In a manufacturing setting, a robot team can be less expensive because it maximizes the capability of each robot. The challenge then becomes: How do you coordinate a diverse set of robots? Some may be fixed in place, others mobile; some can lift heavy materials, while others are suited to smaller tasks.

As a solution, Zhang and his team created a learning-based approach for scheduling robots called learning for voluntary waiting and subteaming (LVWS).

“Robots have big tasks, just like humans,” says Zhang. “For example, they have a large box that cannot be carried by a single robot. The scenario will need multiple robots to collaboratively work on that.”

The other behavior is voluntary waiting. “We want the robot to be able to actively wait because, if they just choose a greedy solution to always perform smaller tasks that are immediately available, sometimes the bigger task will never be executed,” Zhang explains.

To test their LVWS approach, they gave six robots 18 tasks in a computer simulation and compared their LVWS approach to four other methods. In this computer model, there is a known, perfect solution for completing the scenario in the fastest amount of time. The researchers ran the different models through the simulation and calculated how much worse each method was compared to this perfect solution, a measure known as suboptimality. 

The comparison methods ranged from 11.8 to 23 percent suboptimal. The new LVWS method was 0.8 percent suboptimal. “So the solution is close to the best possible or theoretical solution,” says Williard Jose, an author on the paper and a doctoral student in computer science at the Human-Centered Robotics Lab.

How does making a robot wait make the whole team faster?
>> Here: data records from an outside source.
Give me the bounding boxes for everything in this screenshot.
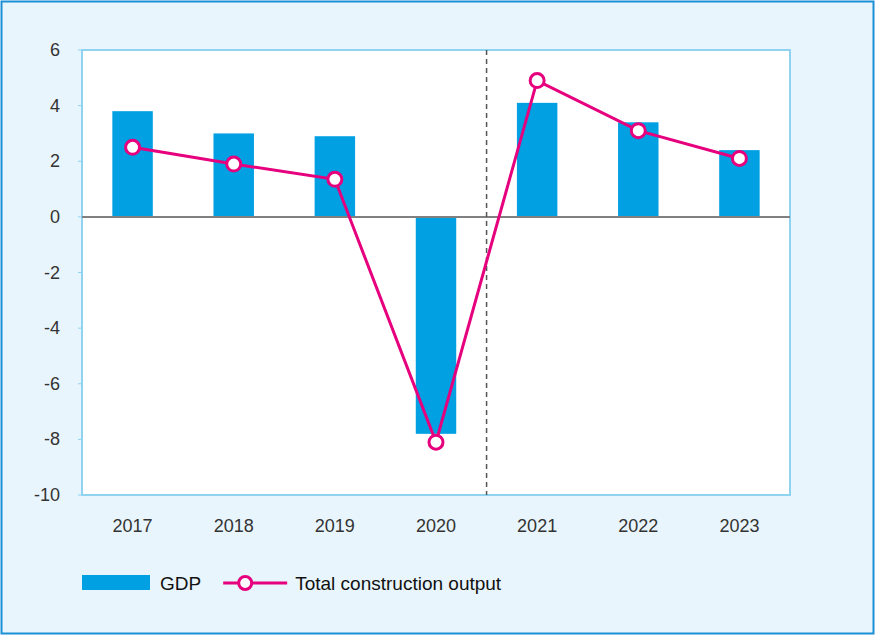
plot-area	[82, 50, 790, 495]
x-tick-label: 2021	[517, 516, 557, 536]
marker	[530, 74, 544, 88]
y-tick	[78, 439, 82, 440]
chart: -10 -8 -6 -4 -2 0 2 4 6 2017 2018 2019 2020 2021 2022 2…	[0, 0, 875, 635]
y-tick	[78, 105, 82, 106]
zero-line	[82, 216, 790, 218]
y-tick-label: 0	[50, 207, 60, 227]
x-tick-label: 2022	[618, 516, 658, 536]
y-tick-label: -4	[44, 318, 60, 338]
background	[2, 2, 874, 634]
line	[133, 81, 740, 443]
marker	[631, 124, 645, 138]
bar	[618, 122, 658, 217]
y-tick-label: 6	[50, 40, 60, 60]
x-tick-label: 2017	[113, 516, 153, 536]
y-tick-label: -8	[44, 429, 60, 449]
marker	[429, 435, 443, 449]
marker	[328, 172, 342, 186]
y-tick	[78, 50, 82, 51]
y-tick	[78, 495, 82, 496]
y-tick	[78, 383, 82, 384]
legend-label: Total construction output	[295, 573, 502, 594]
legend-swatch	[223, 582, 287, 585]
marker	[732, 151, 746, 165]
y-tick-label: -6	[44, 374, 60, 394]
y-tick-label: -10	[34, 485, 60, 505]
marker	[126, 140, 140, 154]
y-tick	[78, 161, 82, 162]
marks	[82, 50, 790, 495]
y-tick-label: 4	[50, 96, 60, 116]
y-tick	[78, 216, 82, 217]
y-tick	[78, 328, 82, 329]
y-tick	[78, 272, 82, 273]
y-tick-label: -2	[44, 263, 60, 283]
legend-label: GDP	[160, 573, 201, 594]
legend-marker	[239, 577, 252, 590]
bar	[517, 103, 557, 217]
y-tick-label: 2	[50, 151, 60, 171]
marker	[227, 157, 241, 171]
bar	[112, 111, 152, 217]
bar	[719, 150, 759, 217]
x-tick-label: 2019	[315, 516, 355, 536]
x-tick-label: 2023	[719, 516, 759, 536]
x-tick-label: 2018	[214, 516, 254, 536]
bar	[213, 133, 253, 216]
forecast-divider	[486, 50, 488, 495]
x-tick-label: 2020	[416, 516, 456, 536]
legend-swatch	[82, 575, 150, 590]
Consider this scenario: You have three robots—two that can lift 4 pounds each and one that can lift 10 pounds. One of the small robots is busy with a different task, and there is a 7-pound box that needs to be moved. 

“Instead of that big robot performing that task, it would be more beneficial for the small robot to wait for the other small robot and then they do that big task together because that bigger robot’s resource is better suited to do a different large task,” says Jose. 

If it’s possible to determine an optimal answer in the first place, why do robots even need a scheduler? “The issue with using that exact solution is to compute that it takes a really long time,” explains Jose. “With larger numbers of robots and tasks, it’s exponential. You can’t get the optimal solution in a reasonable amount of time.” 

When looking at models using 100 tasks, where it is intractable to calculate an exact solution, they found that their method completed the tasks in 22 time-steps compared to 23.05 to 25.85 time-steps for the comparison models.

Zhang hopes this work will help further research on using teams of robots to complete tasks, particularly when the question of scale comes into play. For instance, he says that a single, humanoid robot may be a better fit in the small footprint of a single-family home, while multi-robot systems are better options for a large industry environment that requires specialized tasks.